Por Jaime Correas
Enviado especial a Whashington
También en Washington es el Día del Padre. Gilberto Torres Vela, Beto, es un mexicano que vive en esta maravillosa ciudad hace quince años y que nos muestra el valor simbólico de una serie de lugares durante la siesta del domingo. Trabaja para Meridian International Center, la agencia que, en colaboración con el gobierno federal estadounidense, nos recibe en el programa que se inicia hoy.
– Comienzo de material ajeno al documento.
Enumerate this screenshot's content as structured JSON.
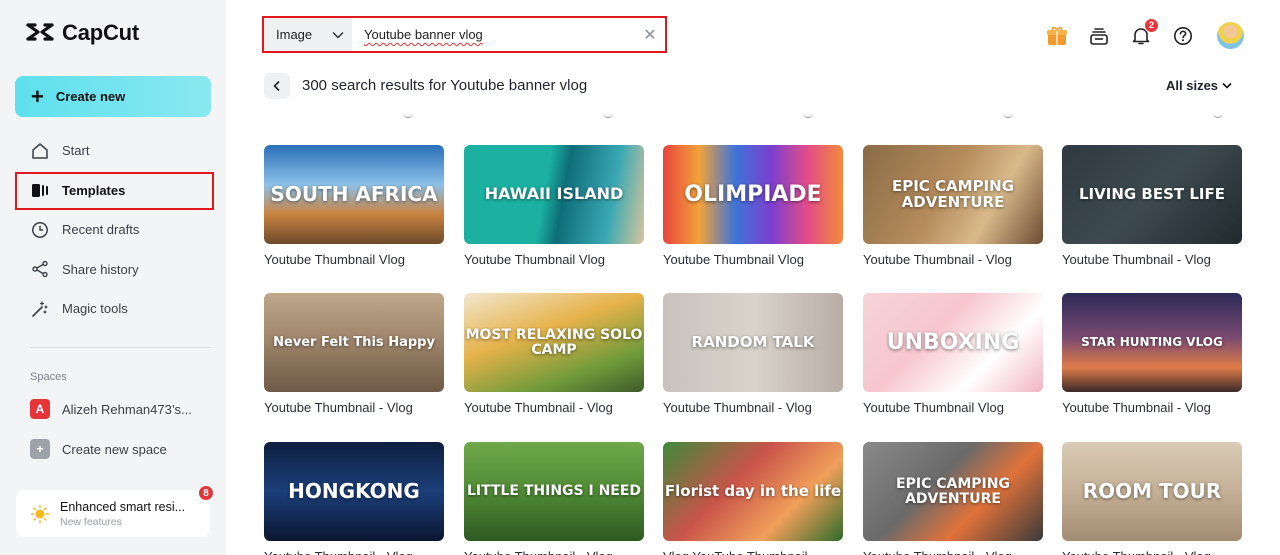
{
  "app": {
    "name": "CapCut"
  },
  "sidebar": {
    "create_label": "Create new",
    "items": [
      {
        "label": "Start",
        "icon": "home-icon"
      },
      {
        "label": "Templates",
        "icon": "templates-icon",
        "active": true
      },
      {
        "label": "Recent drafts",
        "icon": "clock-icon"
      },
      {
        "label": "Share history",
        "icon": "share-icon"
      },
      {
        "label": "Magic tools",
        "icon": "magic-wand-icon"
      }
    ],
    "spaces_label": "Spaces",
    "spaces": [
      {
        "label": "Alizeh Rehman473’s...",
        "initial": "A"
      },
      {
        "label": "Create new space",
        "initial": "+"
      }
    ],
    "promo": {
      "title": "Enhanced smart resi...",
      "subtitle": "New features",
      "badge": "8"
    }
  },
  "search": {
    "type_label": "Image",
    "query": "Youtube banner vlog"
  },
  "header": {
    "notification_count": "2"
  },
  "results": {
    "title": "300 search results for Youtube banner vlog",
    "size_filter": "All sizes"
  },
  "templates": [
    {
      "title": "SOUTH AFRICA",
      "caption": "Youtube Thumbnail Vlog",
      "bg": "linear-gradient(180deg,#2a6fb8 0%,#8cc1e8 40%,#c9823f 70%,#6b4a2a 100%)",
      "size": 20
    },
    {
      "title": "HAWAII ISLAND",
      "caption": "Youtube Thumbnail Vlog",
      "bg": "linear-gradient(100deg,#1bb0a0 0%,#1bb0a0 45%,#0e6d78 55%,#3aa8b4 80%,#d7c59a 100%)",
      "size": 16
    },
    {
      "title": "OLIMPIADE",
      "caption": "Youtube Thumbnail Vlog",
      "bg": "linear-gradient(90deg,#e8453c 0%,#f2a23a 20%,#3f74d8 40%,#7a3fd0 60%,#e34b8a 80%,#f28a3a 100%)",
      "size": 22
    },
    {
      "title": "EPIC CAMPING ADVENTURE",
      "caption": "Youtube Thumbnail - Vlog",
      "bg": "linear-gradient(120deg,#8a6b46 0%,#b58c5c 45%,#d9b98a 70%,#6c4c33 100%)",
      "size": 15
    },
    {
      "title": "LIVING BEST LIFE",
      "caption": "Youtube Thumbnail - Vlog",
      "bg": "linear-gradient(135deg,#2e3a40 0%,#3d4a4f 50%,#1f2a2e 100%)",
      "size": 15
    },
    {
      "title": "Never Felt This Happy",
      "caption": "Youtube Thumbnail - Vlog",
      "bg": "linear-gradient(180deg,#bfa88c 0%,#9c8369 50%,#6e5a46 100%)",
      "size": 13
    },
    {
      "title": "MOST RELAXING SOLO CAMP",
      "caption": "Youtube Thumbnail - Vlog",
      "bg": "linear-gradient(160deg,#f2e7cf 0%,#e6b24a 40%,#6f9a3a 75%,#3c5a2a 100%)",
      "size": 14
    },
    {
      "title": "RANDOM TALK",
      "caption": "Youtube Thumbnail - Vlog",
      "bg": "linear-gradient(90deg,#c7c2bc 0%,#d9d3cb 50%,#b8aea4 100%)",
      "size": 15
    },
    {
      "title": "UNBOXING",
      "caption": "Youtube Thumbnail Vlog",
      "bg": "linear-gradient(135deg,#f6d4d8 0%,#f7c6cf 40%,#ffffff 70%,#f2b4c2 100%)",
      "size": 22
    },
    {
      "title": "STAR HUNTING VLOG",
      "caption": "Youtube Thumbnail - Vlog",
      "bg": "linear-gradient(180deg,#2b2a57 0%,#7a4a72 45%,#e07b4a 75%,#3a2a2a 100%)",
      "size": 12
    },
    {
      "title": "HONGKONG",
      "caption": "Youtube Thumbnail - Vlog",
      "bg": "linear-gradient(180deg,#0d1f3f 0%,#1c3f7a 50%,#0a1630 100%)",
      "size": 20
    },
    {
      "title": "LITTLE THINGS I NEED",
      "caption": "Youtube Thumbnail - Vlog",
      "bg": "linear-gradient(180deg,#6fa84a 0%,#4f8a35 50%,#2e5a22 100%)",
      "size": 14
    },
    {
      "title": "Florist day in the life",
      "caption": "Vlog YouTube Thumbnail",
      "bg": "linear-gradient(135deg,#3f8a3a 0%,#c9544a 40%,#f0a05a 70%,#2f6a2a 100%)",
      "size": 15
    },
    {
      "title": "EPIC CAMPING ADVENTURE",
      "caption": "Youtube Thumbnail - Vlog",
      "bg": "linear-gradient(135deg,#8a8a8a 0%,#6a6a6a 40%,#e0723a 65%,#3a3a3a 100%)",
      "size": 14
    },
    {
      "title": "ROOM TOUR",
      "caption": "Youtube Thumbnail - Vlog",
      "bg": "linear-gradient(180deg,#d9cbb6 0%,#c4b096 50%,#a38d72 100%)",
      "size": 20
    }
  ]
}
Somos un grupo de periodistas y enconomistas argentinos informándonos sobre transparencia y responsabilidad en la gestión fiscal de los Estados Unidos.
El Día del Padre lejos de los hijos es melancólico. Es domingo en la capital de la que todavía es la principal potencia del mundo, a pesar del asedio chino. Y Washington, que cuando estuve hace casi dieciséis años era la ciudad más violenta de los Estados Unidos, hoy es un lugar bastante tranquilo. Ha bajado mucho el nivel de criminalidad desde aquella primera visita. Las calles son amables para caminar y en el metro que nos trae del aeropuerto Ronald Reagan hasta el centro se respira calma. En otros viajes a este país he respirado una tensión y una arrogancia que en estas primeras horas no percibo. Veremos qué pasa en los próximos días.
Beto, que aludió varias veces al 11S, nos llevó primero a la Catedral Nacional de Washington, un templo que sintetiza esta cultura política, pues en él ofician todos los cultos, a pesar de ser controlada por la Iglesia anglicana. A la entrada, para que no se olvide el sentido de ese lugar, en un país que separó el Estado de la religión, están las estatuas de Lincoln y Washington... dentro del edificio.
En el Jefferson Memorial y en el Lincoln Memorial escuchamos todas y cada una de las simbologías asentadas sobre esos dos padres de la Nación. Ambos están en un espacio enorme, de muchos kilómetos, donde se reúnen la Casa Blanca, el Capitolio, el Obelisco y los memoriales, como un modo de dar un sentido simbólico a la historia del país.
En el Lincoln Memorial nos paramos sobre el lugar donde Martín Luther King aseguró que tenía un sueño y no pudimos dejar de recordar Hair y Forrest Gump.
Y desde allí nos sumergimos en los memoriales de las guerras, donde sobresale el de Vietnam. Es una pared negra, donde están escritos los nombres de los más de 58 mil soldados muertos. Fue diseñado por Maya Lin, una estadounidense de origen chino, que tenía veintiún años cuando ganó el concurso. Ayer, el muro, tal como se ve en la foto, estaba tapizado con rosas rojas y amarillas. Eran de los hijos que perdieron a sus padres en una guerra absurda que dejó una herida aún no cicatrizada.
Estados Unidos está en un momento especial. Vale la pena verlo.